Meryl Streep is a towering presence as former Prime Minister Margaret Thatcher in The Iron Lady, a time-hopping biopic that sees her reunite with Mamma Mia! director Phyllida Lloyd. The movie itself doesn't live up to Streep's magnificent turn, instead sweeping through the key moments in Thatcher's life to assemble a surface-level portrait of one of Britain's most divisive leaders.
Screenwriter Abi Morgan uses Thatcher in old age and stricken by dementia as a device to flash back to her humble beginnings as a grocer's daughter and turbulent 11-year stint in Downing Street. In the present, Thatcher is alone and confined to her home as she imagines conversations with her dead husband Dennis (a playful and eccentric Jim Broadbent). Her efforts to clear out Dennis' old clothes and belongings trigger memories, allowing director Lloyd to shoot back in time to relive Thatcher's political career.
We see Thatcher as a young woman (played by Alexandra Roach) getting a place at Oxford and experiencing early political rejection before gaining a seat in Parliament. Her relationship with Dennis (Harry Lloyd) is established and Lloyd paints her as a fish out of water in the House of Commons. Rising fast in Westminster, Thatcher soon finds herself leading the country after a whirlwind montage that sees a crack team make her over to look like leadership material.

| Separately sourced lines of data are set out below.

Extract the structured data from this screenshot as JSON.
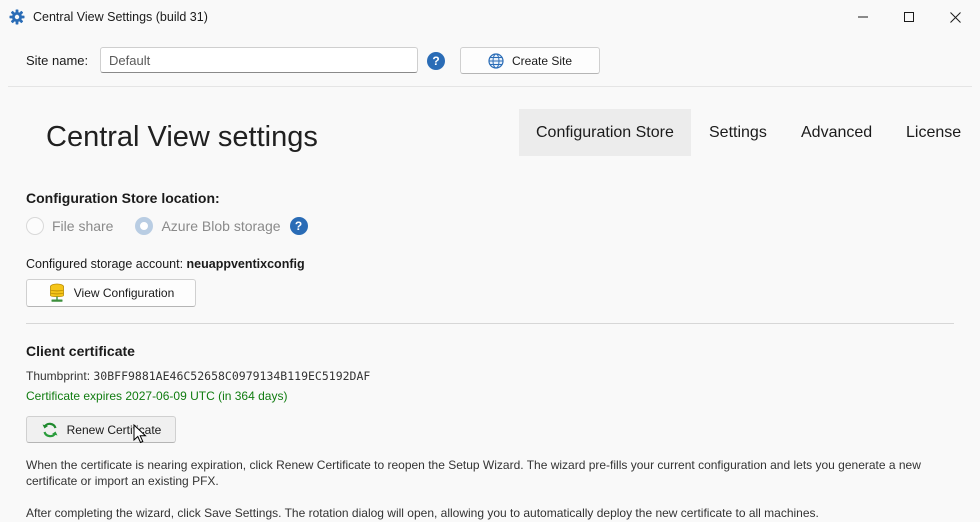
{
  "window": {
    "title": "Central View Settings (build 31)",
    "icon": "gear-icon"
  },
  "site": {
    "label": "Site name:",
    "value": "Default",
    "create_button": "Create Site"
  },
  "panel": {
    "title": "Central View settings"
  },
  "tabs": [
    {
      "label": "Configuration Store",
      "active": true
    },
    {
      "label": "Settings",
      "active": false
    },
    {
      "label": "Advanced",
      "active": false
    },
    {
      "label": "License",
      "active": false
    }
  ],
  "config_store": {
    "heading": "Configuration Store location:",
    "options": [
      {
        "label": "File share",
        "checked": false
      },
      {
        "label": "Azure Blob storage",
        "checked": true
      }
    ],
    "account_label": "Configured storage account:",
    "account_value": "neuappventixconfig",
    "view_button": "View Configuration"
  },
  "certificate": {
    "heading": "Client certificate",
    "thumbprint_label": "Thumbprint:",
    "thumbprint_value": "30BFF9881AE46C52658C0979134B119EC5192DAF",
    "expiry": "Certificate expires 2027-06-09 UTC (in 364 days)",
    "renew_button": "Renew Certificate",
    "desc1_line1": "When the certificate is nearing expiration, click Renew Certificate to reopen the Setup Wizard. The wizard pre-fills your current configuration and lets you generate a new",
    "desc1_line2": "certificate or import an existing PFX.",
    "desc2": "After completing the wizard, click Save Settings. The rotation dialog will open, allowing you to automatically deploy the new certificate to all machines."
  },
  "colors": {
    "accent": "#2a6cb6",
    "success": "#107c10",
    "tab_active_bg": "#ececec"
  }
}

With such a controversial figure at its heart, The Iron Lady plays it awfully safe. Even Thatcher's eventual resignation from office gets short shrift, with a belligerent cabinet meeting rant acting as the catalyst for her downfall. An HBO miniseries may have been the better format in which to explore the subject's life in depth.
In fairness, Streep has stressed that The Iron Lady is a story more about grief than politics. It's in these former moments that the film is most effective, as the elderly Thatcher tries desperately to accept the loss of her husband. She cuts a tragic figure, particularly when she's wheeled out for numerous functions to act as a Tory celebrity despite ill health.
Streep completely dominates the film, effortlessly moving between humour ("Shall I play mother?" being a highlight), fierce will and pathos. The supporting players make a fine job of it too, particularly Broadbent and Olivia Colman as Carole Thatcher (battling through a dodgy fake nose). The likes of Anthony Head and Richard E Grant also play small but crucial roles (Geoffrey Howe and Michael Heseltine respectively), as loyal Conservatives who lose faith in their leader.
Ultimately, though, this is the Meryl Streep show - an Oscar-nomination and box office success with The King's Speech crowd is all but guaranteed.